Generics and eeking out price rises

With the repurposing Bill failing to get Government support, we can hark back to the debate as one Conservative MP asked. What is to stop the price rising?

The answer it seems is an issue in the USA where pharma can't resist gouging the price. (CLICK HERE)

"prescription drug prices fall significantly over time and that generics typically cost 80% less than the brand"

This is for small molecules not biologicals
“prices of generics can still be very high, because whoever controls the supply can set whatever price they want”

" until there are at least four generic providers that Americans feel the benefits of having a generic drug on the market".

There are many ways that pharma justify hiking drug prices here is one they tried and may be relevant as phenytonin was found to be neuroprotective in optic neuritis/MS (Click here)

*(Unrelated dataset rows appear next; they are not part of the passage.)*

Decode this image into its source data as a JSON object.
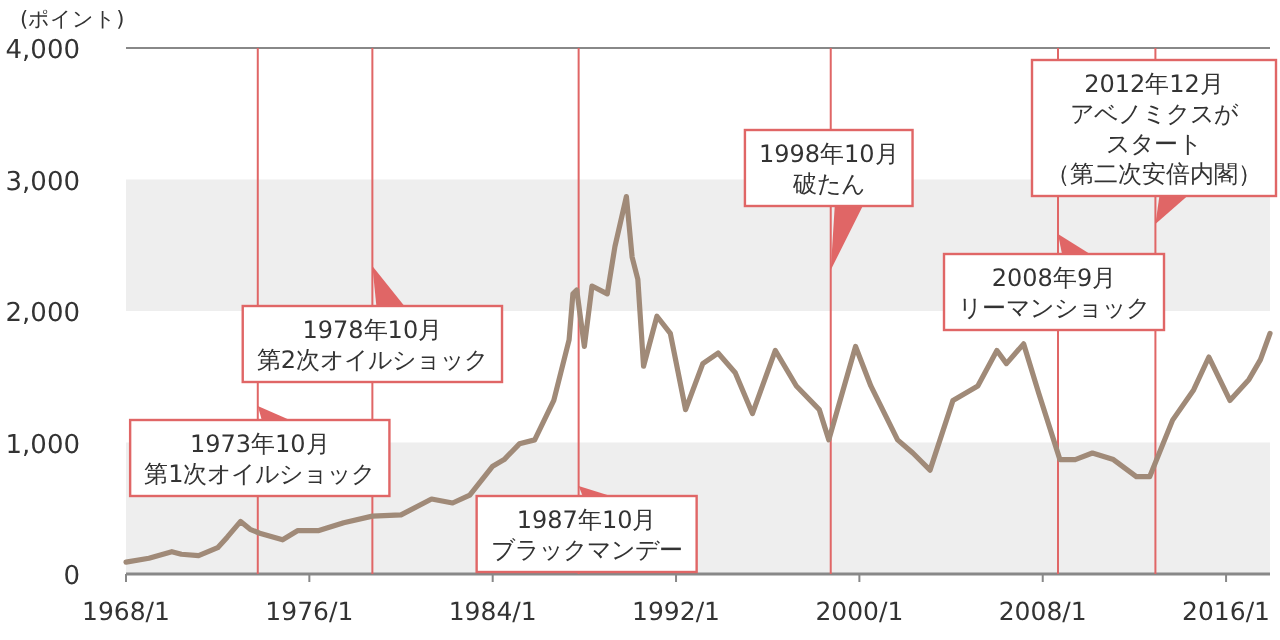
{
  "chart_data": {
    "type": "line",
    "ylabel": "(ポイント)",
    "xlim": [
      "1968-01",
      "2017-12"
    ],
    "xticks": [
      {
        "value": "1968-01",
        "label": "1968/1"
      },
      {
        "value": "1976-01",
        "label": "1976/1"
      },
      {
        "value": "1984-01",
        "label": "1984/1"
      },
      {
        "value": "1992-01",
        "label": "1992/1"
      },
      {
        "value": "2000-01",
        "label": "2000/1"
      },
      {
        "value": "2008-01",
        "label": "2008/1"
      },
      {
        "value": "2016-01",
        "label": "2016/1"
      }
    ],
    "ylim": [
      0,
      4000
    ],
    "yticks": [
      0,
      {
        "value": 1000,
        "label": "1,000"
      },
      {
        "value": 2000,
        "label": "2,000"
      },
      {
        "value": 3000,
        "label": "3,000"
      },
      {
        "value": 4000,
        "label": "4,000"
      }
    ],
    "grid": false,
    "bands": [
      {
        "axis": "y",
        "from": 0,
        "to": 1000,
        "color": "#eeeeee"
      },
      {
        "axis": "y",
        "from": 2000,
        "to": 3000,
        "color": "#eeeeee"
      }
    ],
    "ref_lines": [
      {
        "axis": "x",
        "value": "1973-10",
        "label": "1973年10月第1次オイルショック",
        "color": "#e06666"
      },
      {
        "axis": "x",
        "value": "1978-10",
        "label": "1978年10月第2次オイルショック",
        "color": "#e06666"
      },
      {
        "axis": "x",
        "value": "1987-10",
        "label": "1987年10月ブラックマンデー",
        "color": "#e06666"
      },
      {
        "axis": "x",
        "value": "1998-10",
        "label": "1998年10月破たん",
        "color": "#e06666"
      },
      {
        "axis": "x",
        "value": "2008-09",
        "label": "2008年9月リーマンショック",
        "color": "#e06666"
      },
      {
        "axis": "x",
        "value": "2012-12",
        "label": "2012年12月アベノミクスがスタート（第二次安倍内閣）",
        "color": "#e06666"
      }
    ],
    "series": [
      {
        "color": "#a08a78",
        "x": [
          "1968-01",
          "1969-01",
          "1970-01",
          "1970-06",
          "1971-03",
          "1972-01",
          "1972-06",
          "1973-01",
          "1973-06",
          "1973-11",
          "1974-11",
          "1975-07",
          "1976-06",
          "1977-07",
          "1978-10",
          "1980-01",
          "1981-05",
          "1982-04",
          "1983-01",
          "1984-01",
          "1984-07",
          "1985-03",
          "1985-11",
          "1986-09",
          "1987-05",
          "1987-07",
          "1987-09",
          "1988-01",
          "1988-05",
          "1989-01",
          "1989-05",
          "1989-11",
          "1990-02",
          "1990-05",
          "1990-08",
          "1991-03",
          "1991-10",
          "1992-06",
          "1993-03",
          "1993-11",
          "1994-08",
          "1995-05",
          "1996-05",
          "1997-04",
          "1998-04",
          "1998-09",
          "1999-11",
          "2000-07",
          "2001-09",
          "2002-05",
          "2003-02",
          "2004-02",
          "2005-03",
          "2006-01",
          "2006-06",
          "2007-03",
          "2007-11",
          "2008-10",
          "2009-06",
          "2010-03",
          "2011-02",
          "2012-02",
          "2012-09",
          "2013-09",
          "2014-08",
          "2015-04",
          "2016-03",
          "2017-01",
          "2017-07",
          "2017-12"
        ],
        "values": [
          90,
          120,
          170,
          150,
          140,
          200,
          280,
          400,
          340,
          310,
          260,
          330,
          330,
          390,
          440,
          450,
          570,
          540,
          600,
          820,
          870,
          990,
          1020,
          1320,
          1780,
          2130,
          2160,
          1730,
          2190,
          2130,
          2490,
          2870,
          2410,
          2240,
          1580,
          1960,
          1830,
          1250,
          1600,
          1680,
          1530,
          1220,
          1700,
          1430,
          1250,
          1020,
          1730,
          1430,
          1020,
          920,
          790,
          1320,
          1430,
          1700,
          1600,
          1750,
          1370,
          870,
          870,
          920,
          870,
          740,
          740,
          1170,
          1400,
          1650,
          1320,
          1480,
          1630,
          1830
        ]
      }
    ]
  }
}
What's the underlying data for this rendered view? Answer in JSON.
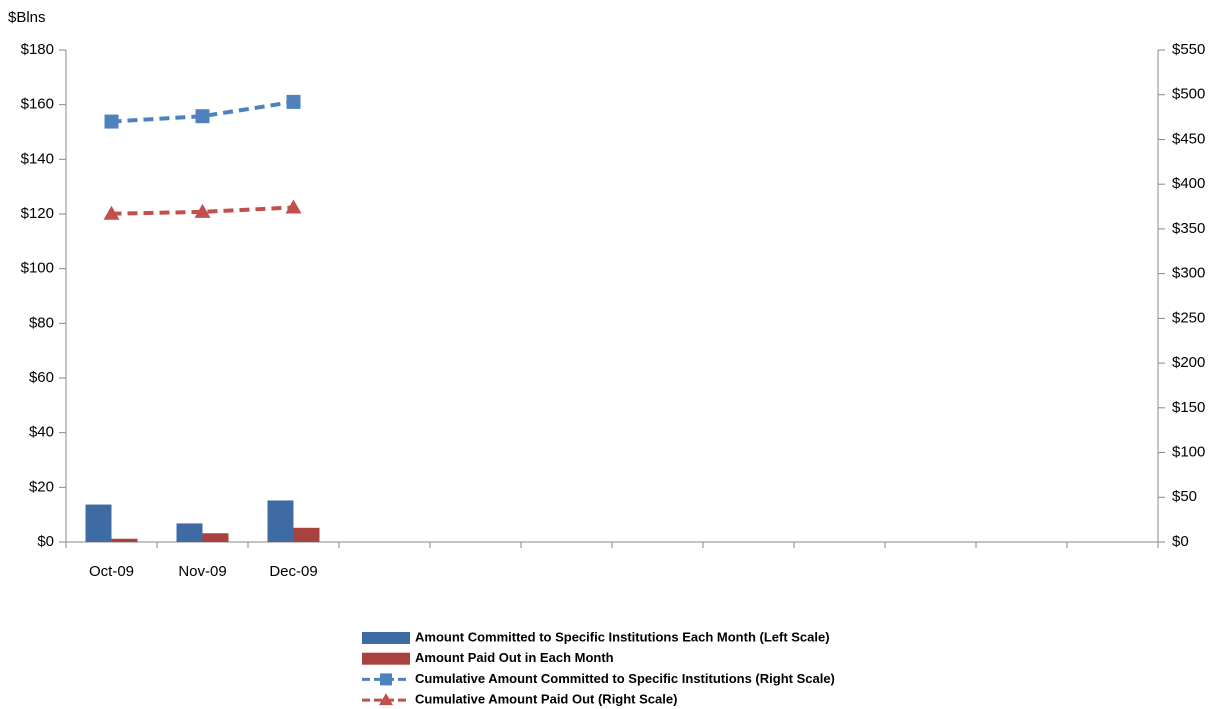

The Competition and Markets Authority’s (CMA) provisional view is that Pfizer and Flynn Pharma each abused a dominant position by charging excessive and unfair prices in the UK for phenytoin sodium capsules, an anti-epilepsy drug, in breach of UK and EU competition law.
Phenytoin sodium capsules are used in the treatment of epilepsy in order to prevent and control seizures and are an important drug for over 50,000 patients in the UK. Pfizer manufactures phenytoin sodium capsules and supplies them to Flynn Pharma, which then distributes them to UK wholesalers and pharmacies. The statement of objections concerns both the prices that Pfizer has charged to Flynn Pharma and the prices that Flynn Pharma has charged to its customers, since September 2012.
Prior to September 2012, Pfizer manufactured and sold phenytoin sodium capsules to UK wholesalers and pharmacies under the brand name Epanutin®. Pfizer sold the UK distribution rights for Epanutin® to Flynn Pharma, which de-branded (or genericised) the drug and started selling its version in September 2012. Pfizer continued to manufacture the drug, which it sold to Flynn at prices that were significantly higher than those at which it had previously sold Epanutin® in the UK – between 8 and 17 times Pfizer’s historic prices. Flynn then sold the drug on to customers at prices which were between 25 and 27 times higher than those historically charged by Pfizer.
Prior to September 2012, the NHS spent approximately £2.3 million on phenytoin sodium capsules annually. This spend (paid to Flynn and other suppliers of phenytoin sodium capsules) was just over £50 million in 2013 and over £40 million in 2014.
However if the price rise was set in the hypothetcical "repurposing drug act" then it would be transparent and pharma would not gets its wrists smacked for delivering generics.